No exceptions to the age qualification I would suggest. But Clementine was a tough lady and that might well have been an option - although unlikely to be supported by the Tory grandees. The local party might well approach her although there would be a raft of would be candidates for such a safe seat.
 
So would Lord Halifax step up the challenged?
Not sure about Halifax - obviously the issue of the Tory party leadership would not arrive until WW2 started and the Norwegian invasion was cocked up - assuming that still took place.

Halifax was Foreign Secretary at the time. My reading of the Labour view at the time was that he would not have been acceptable as Prime Minister, the more so as he would have had to have led the country from the House of Lords. Given that he left the cabinet in 1941 for the British embassy in Washington, this suggests that he was still tainted by his support for appeasement prior to the invasion of the Sudetenland.

I have to say, I am toying with the idea of putting Max Aitken (still not Lord Beaverbrook) into Churchill's constituency seat with a view to making him SoS for War in the coalition. Of the candidates for coalition PM, Eden looks a possible strong candidate but one could think the unthinkable and ask Sir Archibald Sinclair (a Liberal) SoS for Air to became a caretaker PM. This would probably have been popular with Labour and the House (if not the Tories) and would have demonstrated that it was true multiparty coalition.
 
Given that he left the cabinet in 1941 for the British embassy in Washington, this suggests that he was still tainted by his support for appeasement prior to the invasion of the Sudetenland.
Churchill was actually very good at putting potential rivals into jobs that got them out of the country. He sent first Lothian and then Halifax to Washington, Hoare to Madrid, Moyne to Egypt and Swinton to West Africa and made Margesson a scapegoat for military failures. I think it is more indicative of Halifax being someone who might have taken all his toy soldiers and sailors away from him.
 
Here's another POD:

What if Churchill gets killed by being hit by the person who jumped off the roof of his hotel in the aftermath of the Wall Street Crash of 1929?

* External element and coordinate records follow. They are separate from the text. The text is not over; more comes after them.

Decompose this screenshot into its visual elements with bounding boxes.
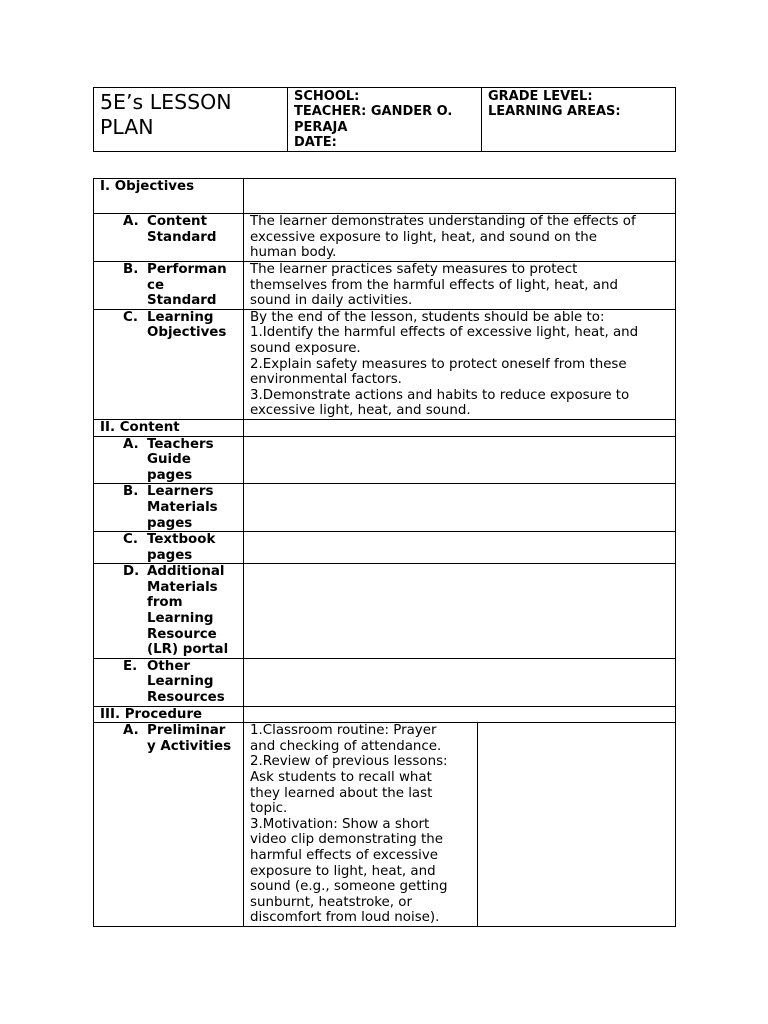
content-label-cell	[94, 419, 244, 436]
teachers-guide-row	[94, 436, 676, 484]
grade-areas-cell	[482, 88, 676, 152]
title-cell	[94, 88, 288, 152]
procedure-row	[94, 706, 676, 723]
textbook-row	[94, 532, 676, 564]
content-row	[94, 419, 676, 436]
textbook-label: C. Textbook pages	[123, 532, 216, 563]
additional-materials-label-cell	[94, 564, 244, 659]
objectives-row	[94, 179, 676, 214]
content-value-cell	[244, 419, 676, 436]
other-resources-value-cell	[244, 658, 676, 706]
section-title-content: II. Content	[100, 419, 180, 435]
learners-materials-label: B. Learners Materials pages	[123, 484, 218, 531]
teachers-guide-label-cell	[94, 436, 244, 484]
performance-standard-label: B. Performan ce Standard	[123, 262, 227, 309]
teachers-guide-label: A. Teachers Guide pages	[123, 436, 214, 483]
textbook-value-cell	[244, 532, 676, 564]
content-standard-text: The learner demonstrates understanding of the effects of excessive exposure to light, heat, and sound on the human body.	[244, 214, 676, 262]
school-label: SCHOOL:	[294, 89, 360, 104]
preliminary-activities-notes-cell	[478, 723, 676, 927]
date-label: DATE:	[294, 135, 337, 151]
additional-materials-label: D. Additional Materials from Learning Resource (LR) portal	[123, 564, 229, 658]
teacher-label: TEACHER: GANDER O.	[294, 104, 453, 120]
learning-objectives-label: C. Learning Objectives	[123, 309, 227, 341]
document-title: 5E’s LESSON PLAN	[100, 90, 232, 139]
preliminary-activities-label: A. Preliminar y Activities	[123, 723, 232, 754]
teacher-name-continued: PERAJA	[294, 119, 348, 135]
section-title-objectives: I. Objectives	[100, 179, 195, 194]
objectives-label-cell	[94, 179, 244, 214]
performance-standard-text: The learner practices safety measures to protect themselves from the harmful effects of light, heat, and sound in daily activities.	[244, 262, 676, 310]
other-resources-label-cell	[94, 658, 244, 706]
other-resources-row	[94, 658, 676, 706]
preliminary-activities-row	[94, 723, 676, 927]
content-standard-label-cell	[94, 214, 244, 262]
section-title-procedure: III. Procedure	[100, 706, 203, 722]
teachers-guide-value-cell	[244, 436, 676, 484]
procedure-value-cell	[244, 706, 676, 723]
content-standard-label: A. Content Standard	[123, 214, 217, 245]
performance-standard-label-cell	[94, 262, 244, 310]
learning-objectives-label-cell	[94, 309, 244, 419]
learning-objectives-row	[94, 309, 676, 419]
learning-areas-label: LEARNING AREAS:	[488, 104, 621, 120]
learners-materials-label-cell	[94, 484, 244, 532]
content-standard-row	[94, 214, 676, 262]
learners-materials-value-cell	[244, 484, 676, 532]
additional-materials-row	[94, 564, 676, 659]
textbook-label-cell	[94, 532, 244, 564]
objectives-value-cell	[244, 179, 676, 214]
grade-level-label: GRADE LEVEL:	[488, 89, 593, 104]
learning-objectives-text: By the end of the lesson, students should be able to: 1.Identify the harmful effects of excessive light, heat, and sound exposure. 2.Explain safety measures to protect oneself from these environmental factors. 3.Demonstrate actions and habits to reduce exposure to excessive light, heat, and sound.	[244, 309, 676, 419]
other-resources-label: E. Other Learning Resources	[123, 658, 225, 706]
lesson-plan-table	[93, 178, 676, 927]
additional-materials-value-cell	[244, 564, 676, 659]
header-table	[93, 87, 676, 152]
procedure-label-cell	[94, 706, 244, 723]
performance-standard-row	[94, 262, 676, 310]
school-teacher-date-cell	[288, 88, 482, 152]
preliminary-activities-label-cell	[94, 723, 244, 927]
learners-materials-row	[94, 484, 676, 532]
preliminary-activities-text: 1.Classroom routine: Prayer and checking of attendance. 2.Review of previous lessons: Ask students to recall what they learned about the last topic. 3.Motivation: Show a short video clip demonstrating the harmful effects of excessive exposure to light, heat, and sound (e.g., someone getting sunburnt, heatstroke, or discomfort from loud noise).	[244, 723, 478, 927]
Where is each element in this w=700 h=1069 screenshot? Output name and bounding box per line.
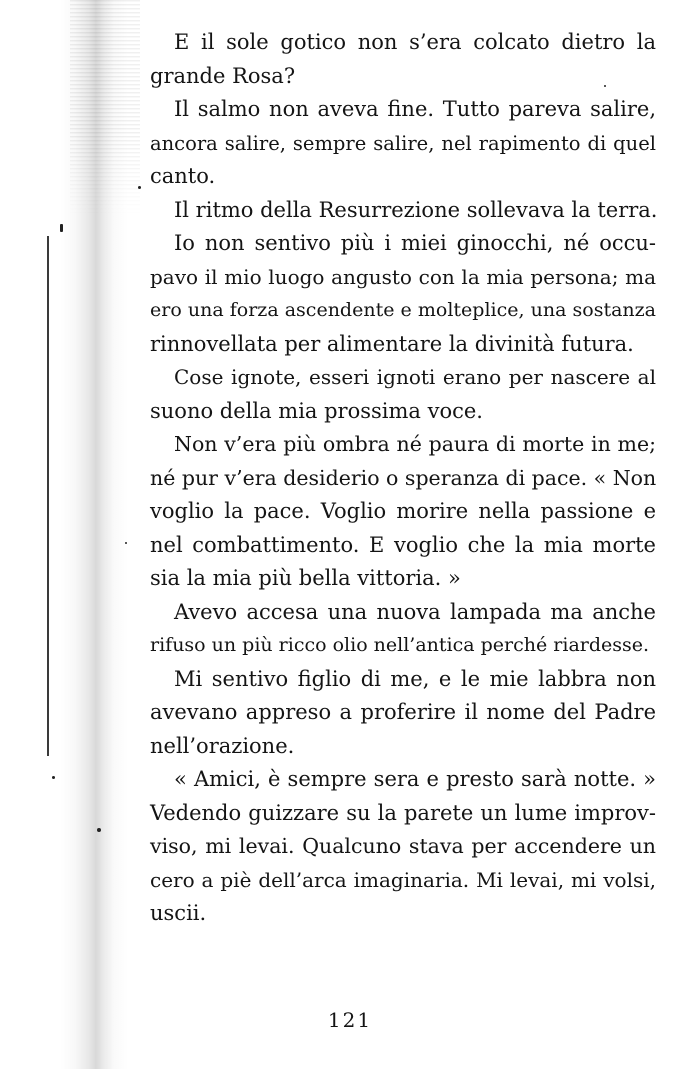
text-line: Avevo accesa una nuova lampada ma anche [174, 599, 656, 624]
scan-speck [52, 776, 55, 779]
text-line: pavo il mio luogo angusto con la mia persona; ma [150, 264, 656, 289]
scan-speck [97, 828, 101, 832]
text-line: ancora salire, sempre salire, nel rapimento di quel [150, 131, 656, 155]
text-line: suono della mia prossima voce. [150, 398, 483, 423]
text-line: nel combattimento. E voglio che la mia morte [150, 532, 656, 557]
text-line: ero una forza ascendente e molteplice, una sostanza [150, 299, 656, 321]
text-line: nell’orazione. [150, 733, 295, 758]
text-line: Vedendo guizzare su la parete un lume improv- [150, 800, 656, 825]
text-line: cero a piè dell’arca imaginaria. Mi levai, mi volsi, [150, 867, 656, 892]
page-number: 121 [327, 1008, 373, 1032]
text-line: uscii. [150, 901, 207, 925]
scan-speck [125, 542, 127, 544]
text-line: grande Rosa? [150, 63, 296, 88]
text-line: Non v’era più ombra né paura di morte in me; [174, 432, 656, 456]
text-line: « Amici, è sempre sera e presto sarà notte. » [174, 767, 656, 791]
text-line: né pur v’era desiderio o speranza di pace. « Non [150, 465, 657, 490]
text-line: E il sole gotico non s’era colcato dietro la [174, 30, 656, 54]
text-line: voglio la pace. Voglio morire nella passione e [150, 499, 656, 523]
text-line: sia la mia più bella vittoria. » [150, 566, 461, 590]
text-line: avevano appreso a proferire il nome del Padre [150, 700, 656, 724]
text-line: rifuso un più ricco olio nell’antica perché riardesse. [150, 634, 650, 656]
text-line: Il ritmo della Resurrezione sollevava la terra. [174, 197, 658, 222]
text-line: Mi sentivo figlio di me, e le mie labbra non [174, 666, 656, 691]
margin-rule [47, 236, 49, 756]
scan-speck [138, 186, 141, 189]
binding-texture [70, 0, 140, 220]
body-text [150, 26, 656, 931]
scan-speck [60, 224, 63, 232]
text-line: Il salmo non aveva fine. Tutto pareva salire, [174, 97, 656, 121]
text-line: viso, mi levai. Qualcuno stava per accendere un [150, 834, 656, 858]
text-line: canto. [150, 164, 216, 188]
text-line: Io non sentivo più i miei ginocchi, né occu- [174, 231, 656, 255]
text-line: Cose ignote, esseri ignoti erano per nascere al [174, 365, 656, 389]
text-line: rinnovellata per alimentare la divinità futura. [150, 331, 634, 356]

IRL, he was visiting New York City at the time and actually saw the guy hit the pavement close to where he was standing...
 
Churchill was actually very good at putting potential rivals into jobs that got them out of the country. He sent first Lothian and then Halifax to Washington, Hoare to Madrid, Moyne to Egypt and Swinton to West Africa and made Margesson a scapegoat for military failures. I think it is more indicative of Halifax being someone who might have taken all his toy soldiers and sailors away from him.
I'm sure you are absolutely right, but Halifax was a leader of the appeasers until 1938 and all the memoirs of the Labour members of the coalition are consistent in their criticisms of his perceived sympathies for Facism - this may be ex post facto rationalisation but I cannot see a coalition being attempted with the Holy Fox in charge. He actually did a pretty good job in Washington where British aristos did not always go down well. He even got on quite well with the arch Anglophobe, Ernie King.